The reason Rails has gotten such a good rep is, like stated above.. "It really distances you from the programming side." This is great because you don't have to re-invent the wheel. Everything you would need to build a Wiki, forum, social networking site, HotOrNot or what-have-you is already included. With PHP you'd have to develop all these things yourself from the ground up. This is due to architecture Rails uses, MVC.
This is the future. Ruby might not be everybody's language of choice (but it's so damn good), but you can still code using the MVC architecture in other languages. Django for Python, PHP-WAX, Grails (Groovy/Java), etc...

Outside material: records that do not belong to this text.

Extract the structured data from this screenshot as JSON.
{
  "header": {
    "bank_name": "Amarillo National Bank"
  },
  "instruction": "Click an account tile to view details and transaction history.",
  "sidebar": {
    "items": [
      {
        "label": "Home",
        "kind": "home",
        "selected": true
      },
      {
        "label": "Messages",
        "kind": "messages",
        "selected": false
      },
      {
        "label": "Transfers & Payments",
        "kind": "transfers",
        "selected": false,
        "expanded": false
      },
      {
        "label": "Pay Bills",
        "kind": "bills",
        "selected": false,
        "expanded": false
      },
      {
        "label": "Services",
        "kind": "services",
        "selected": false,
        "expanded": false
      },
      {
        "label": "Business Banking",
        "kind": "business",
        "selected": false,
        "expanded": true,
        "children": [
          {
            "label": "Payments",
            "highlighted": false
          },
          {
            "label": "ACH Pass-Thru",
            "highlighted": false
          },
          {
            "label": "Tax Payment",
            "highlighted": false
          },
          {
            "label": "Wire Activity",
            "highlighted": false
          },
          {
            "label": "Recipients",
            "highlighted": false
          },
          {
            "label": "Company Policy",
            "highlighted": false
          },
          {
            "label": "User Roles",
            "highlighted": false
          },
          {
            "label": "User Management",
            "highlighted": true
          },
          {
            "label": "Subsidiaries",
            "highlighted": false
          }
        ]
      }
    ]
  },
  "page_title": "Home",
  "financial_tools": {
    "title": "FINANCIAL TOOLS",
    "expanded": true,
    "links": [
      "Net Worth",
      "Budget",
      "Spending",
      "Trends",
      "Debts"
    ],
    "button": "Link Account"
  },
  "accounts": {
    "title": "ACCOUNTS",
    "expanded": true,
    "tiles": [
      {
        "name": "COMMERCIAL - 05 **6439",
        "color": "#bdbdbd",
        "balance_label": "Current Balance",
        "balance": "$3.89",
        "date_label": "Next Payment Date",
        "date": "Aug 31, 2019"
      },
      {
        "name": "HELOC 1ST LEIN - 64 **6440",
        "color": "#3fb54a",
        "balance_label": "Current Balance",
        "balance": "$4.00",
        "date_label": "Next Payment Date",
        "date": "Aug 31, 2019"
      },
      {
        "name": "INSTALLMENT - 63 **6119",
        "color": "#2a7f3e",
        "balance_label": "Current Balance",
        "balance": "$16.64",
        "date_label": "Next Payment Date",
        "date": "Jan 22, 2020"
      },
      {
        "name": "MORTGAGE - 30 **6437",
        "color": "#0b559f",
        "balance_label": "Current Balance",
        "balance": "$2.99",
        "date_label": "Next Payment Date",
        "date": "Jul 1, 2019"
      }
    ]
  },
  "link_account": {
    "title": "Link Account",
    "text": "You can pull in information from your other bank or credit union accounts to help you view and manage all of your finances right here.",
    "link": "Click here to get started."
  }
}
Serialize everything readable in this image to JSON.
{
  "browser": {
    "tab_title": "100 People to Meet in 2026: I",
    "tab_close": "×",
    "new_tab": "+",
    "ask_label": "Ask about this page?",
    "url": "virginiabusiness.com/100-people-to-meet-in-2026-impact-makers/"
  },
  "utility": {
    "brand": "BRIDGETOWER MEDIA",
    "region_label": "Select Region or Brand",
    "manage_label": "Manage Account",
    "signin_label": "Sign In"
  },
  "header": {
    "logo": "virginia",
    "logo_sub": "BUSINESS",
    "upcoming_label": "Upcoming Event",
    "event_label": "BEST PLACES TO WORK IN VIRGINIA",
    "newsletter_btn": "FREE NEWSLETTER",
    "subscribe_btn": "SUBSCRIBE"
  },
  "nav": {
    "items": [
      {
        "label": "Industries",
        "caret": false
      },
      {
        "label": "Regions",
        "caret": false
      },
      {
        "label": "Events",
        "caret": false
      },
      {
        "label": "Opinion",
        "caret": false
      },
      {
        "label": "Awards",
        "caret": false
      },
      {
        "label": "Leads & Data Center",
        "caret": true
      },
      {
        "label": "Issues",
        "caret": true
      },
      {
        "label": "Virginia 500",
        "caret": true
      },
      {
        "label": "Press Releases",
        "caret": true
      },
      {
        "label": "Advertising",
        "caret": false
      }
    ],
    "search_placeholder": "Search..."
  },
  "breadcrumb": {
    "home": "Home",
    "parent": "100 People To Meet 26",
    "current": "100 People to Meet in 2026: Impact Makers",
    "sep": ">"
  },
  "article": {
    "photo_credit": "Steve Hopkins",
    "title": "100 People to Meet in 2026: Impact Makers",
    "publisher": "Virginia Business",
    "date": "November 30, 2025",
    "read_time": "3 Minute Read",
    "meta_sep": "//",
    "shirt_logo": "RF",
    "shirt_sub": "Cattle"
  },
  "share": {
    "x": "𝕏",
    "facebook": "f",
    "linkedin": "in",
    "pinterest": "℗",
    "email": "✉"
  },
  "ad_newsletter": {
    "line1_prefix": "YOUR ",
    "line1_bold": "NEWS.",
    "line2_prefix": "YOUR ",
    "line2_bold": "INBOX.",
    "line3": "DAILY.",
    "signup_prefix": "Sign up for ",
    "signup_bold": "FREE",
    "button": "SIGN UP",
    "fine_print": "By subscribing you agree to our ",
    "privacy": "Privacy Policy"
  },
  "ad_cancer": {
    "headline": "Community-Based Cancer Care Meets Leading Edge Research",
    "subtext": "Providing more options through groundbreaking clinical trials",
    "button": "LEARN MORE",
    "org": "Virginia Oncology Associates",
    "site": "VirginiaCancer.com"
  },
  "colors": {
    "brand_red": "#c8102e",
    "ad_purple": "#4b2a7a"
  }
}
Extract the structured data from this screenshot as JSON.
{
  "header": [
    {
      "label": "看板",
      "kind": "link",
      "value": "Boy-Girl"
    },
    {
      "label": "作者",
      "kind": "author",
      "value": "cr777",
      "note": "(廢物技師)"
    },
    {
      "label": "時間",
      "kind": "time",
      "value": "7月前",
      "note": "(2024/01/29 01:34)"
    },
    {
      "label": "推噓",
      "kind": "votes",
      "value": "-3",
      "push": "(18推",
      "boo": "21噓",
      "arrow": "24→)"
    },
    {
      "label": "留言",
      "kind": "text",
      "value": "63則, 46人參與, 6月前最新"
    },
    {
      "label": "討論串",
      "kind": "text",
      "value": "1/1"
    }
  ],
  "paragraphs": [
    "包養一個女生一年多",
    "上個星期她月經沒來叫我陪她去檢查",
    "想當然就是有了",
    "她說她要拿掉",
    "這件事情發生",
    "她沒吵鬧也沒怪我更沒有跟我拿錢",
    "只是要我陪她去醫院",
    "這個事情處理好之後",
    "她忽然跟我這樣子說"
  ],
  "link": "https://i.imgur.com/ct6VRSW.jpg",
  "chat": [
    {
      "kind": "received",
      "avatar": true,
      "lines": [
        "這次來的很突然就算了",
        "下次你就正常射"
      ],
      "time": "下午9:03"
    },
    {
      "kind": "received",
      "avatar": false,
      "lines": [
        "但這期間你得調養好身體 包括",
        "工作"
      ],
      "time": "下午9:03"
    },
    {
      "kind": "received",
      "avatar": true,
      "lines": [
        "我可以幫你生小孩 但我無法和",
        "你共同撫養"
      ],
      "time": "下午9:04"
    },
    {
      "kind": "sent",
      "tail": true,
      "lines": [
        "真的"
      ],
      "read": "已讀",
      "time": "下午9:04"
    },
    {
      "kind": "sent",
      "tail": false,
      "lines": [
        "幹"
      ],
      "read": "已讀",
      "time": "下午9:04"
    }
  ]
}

In practice, what MVC + all of Rails' functionality allow you to do is focus on designing the site, rather then coding stuff that get you up to the point where you can implement what you've designed. For example, I was writing a site like YouTube.. and I wanted to make a comments system, so I designed it on paper, took 15 mins to decide what fields go in the Comments database, and how it all relates to the logged in user and page being viewed.. and then after the design, I sat down to code it and I was literally done in 10 mins. Traditionally (say in PHP), I'd have to spend an hour coding functions to handle the database, I'd have to manually code in all the database relationships, (just an example, in practice you'd use 3rd party libs or your own old code) etc..
If you're coding websites from scratch, I suggest just picking up rails. I think every programmer should learn C or another low level programming language (even ASM) to really understand what goes on underneath all the layers of abstraction.